Dosan tinha provado a sua astúcia e Toki no Yoriaki passou
a ser o senhor de Mino.
Quase
duas décadas depois, em 1543, então com 48 anos
de idade e comandante do exército, Saito Dosan dá
um golpe de estado, expulsando Yoriaki tornou-se daimyô
(feudatário) de Mino. Para assegurar que a clã Toki
não tentasse uma vingança, tornou-se tutor do filho
de Yoriaki, e o manteve no castelo sobre sua proteção
(refém). Foi nessa época que passou a ser chamado
de Mino no Mamushi ( a víbora de Mino) por outros senhores
feudais.
Instalado
no poder, os problemas começaram a surgir. Do feudo de
Owari (atual província de Aichi), o daimyô Oda Nobuhide
invadiu Mino com sua tropa, sob o pretexto de que era simpatizante
do derrotado clã Toki. O inimigo era muito mais poderoso
e Dosan pede paz, para não tornar Mino um campo de batalhas.
Visando
formar uma aliança, decide casar sua filha, Nohime, de
10 anos, com Oda Nobunaga, de 15 anos, filho do feudatário
Oda Nobuhide. Isso significava que a pequena Nohime se tornaria
refém dos Oda, portanto Dosan jamais atacaria o castelo
dos Oda de surpresa. Porém, na época, como todo
cuidado era pouco, antes do casamento, Dosan entregou à
filha uma adaga dizendo:
- Nobunaga, o seu noivo, tem reputação de
ser um homem tolo. Se for realmente tolo, mate-o com essa arma.
Ela
replicou: -Tão logo essa adaga será a adaga
com a qual matá-lo-ei.
Satisfeito, Dosan elogiou: - Tu és minha filha!

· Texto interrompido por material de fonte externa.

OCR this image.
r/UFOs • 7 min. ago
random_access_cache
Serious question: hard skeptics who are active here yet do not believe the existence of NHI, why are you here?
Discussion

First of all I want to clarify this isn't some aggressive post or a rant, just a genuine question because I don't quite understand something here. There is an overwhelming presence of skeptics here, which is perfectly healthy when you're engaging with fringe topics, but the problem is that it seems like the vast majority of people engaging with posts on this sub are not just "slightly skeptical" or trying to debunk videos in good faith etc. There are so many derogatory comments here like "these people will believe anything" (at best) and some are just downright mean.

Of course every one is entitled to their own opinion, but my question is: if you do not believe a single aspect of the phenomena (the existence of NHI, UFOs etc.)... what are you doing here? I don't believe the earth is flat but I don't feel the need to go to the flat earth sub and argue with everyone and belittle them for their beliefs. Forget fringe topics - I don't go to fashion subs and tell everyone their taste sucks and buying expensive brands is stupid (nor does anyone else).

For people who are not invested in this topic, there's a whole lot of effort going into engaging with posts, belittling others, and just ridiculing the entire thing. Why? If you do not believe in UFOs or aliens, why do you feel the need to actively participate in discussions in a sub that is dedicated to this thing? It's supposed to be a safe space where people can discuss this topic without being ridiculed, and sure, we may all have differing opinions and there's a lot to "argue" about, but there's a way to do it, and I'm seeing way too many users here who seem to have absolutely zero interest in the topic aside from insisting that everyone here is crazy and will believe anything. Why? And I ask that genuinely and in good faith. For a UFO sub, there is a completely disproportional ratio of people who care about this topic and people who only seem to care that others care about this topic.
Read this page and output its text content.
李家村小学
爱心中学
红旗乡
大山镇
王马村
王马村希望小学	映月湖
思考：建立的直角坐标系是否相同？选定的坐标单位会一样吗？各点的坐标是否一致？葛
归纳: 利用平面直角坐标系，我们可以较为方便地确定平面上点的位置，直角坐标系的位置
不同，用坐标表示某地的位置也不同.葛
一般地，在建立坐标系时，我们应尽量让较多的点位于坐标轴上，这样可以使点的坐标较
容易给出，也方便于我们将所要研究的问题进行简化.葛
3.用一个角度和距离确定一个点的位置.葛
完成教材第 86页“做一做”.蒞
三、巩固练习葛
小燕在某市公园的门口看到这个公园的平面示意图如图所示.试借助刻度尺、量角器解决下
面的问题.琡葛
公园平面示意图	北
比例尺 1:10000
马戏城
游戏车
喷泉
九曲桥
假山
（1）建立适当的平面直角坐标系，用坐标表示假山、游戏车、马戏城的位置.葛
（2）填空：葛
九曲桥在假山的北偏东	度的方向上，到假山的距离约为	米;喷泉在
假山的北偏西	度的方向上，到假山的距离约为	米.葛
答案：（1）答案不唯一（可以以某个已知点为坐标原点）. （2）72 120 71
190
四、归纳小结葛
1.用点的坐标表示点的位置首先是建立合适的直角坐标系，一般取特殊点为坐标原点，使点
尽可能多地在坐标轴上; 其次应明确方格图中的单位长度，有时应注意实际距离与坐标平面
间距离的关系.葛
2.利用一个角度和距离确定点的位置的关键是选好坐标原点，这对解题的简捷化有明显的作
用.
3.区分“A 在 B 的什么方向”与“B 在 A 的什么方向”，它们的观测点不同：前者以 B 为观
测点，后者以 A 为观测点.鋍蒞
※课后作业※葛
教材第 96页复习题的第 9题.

Pouco depois com a morte de Oda Nobuhide, o filho Nobunaga sucedeu-o
à frente do clã. Foi no encontro, conhecido posteriormente
por Shinchokoki, que Dosan reconheceu o valor de Oda Nobunaga.
Não
havia mais por que temer Nobunaga, ele era um tanto esquisito,
mas jamais tolo. Dosan passou a respeitá-lo.
Porém, anos depois enfrentou o rancor do clã Toki,
que clamava por vingança. Yoshitatsu, o filho de Toki no
Yoriaki, adotado na infância por Dosan, rebelou-se
contra seu tutor arrebanhando um grande exército. A partir
daí muitas batalhas sangrentas se sucederam.
Apesar
de Dosan persistir em ficar no poder, certo dia, quando perdeu
uma batalha, em fúria escreveu a um dos filhos, confessando
a sua vontade de voltar ao Templo Myokaku, onde tinha aprendido
a filosofia budista. Dosan sabia que um dia seria derrotado por
Toki no Yoshitatsu e expressou satisfação em saber
que os seus filhos ingressariam na vida monástica, para
salvação de suas próprias almas e a vida
de seus parentes. Dosan previu também a sua própria
morte em batalha, que ocorreu realmente nas correntezas do Rio
Nagara, lutando contra as tropas de Yoshitatsu.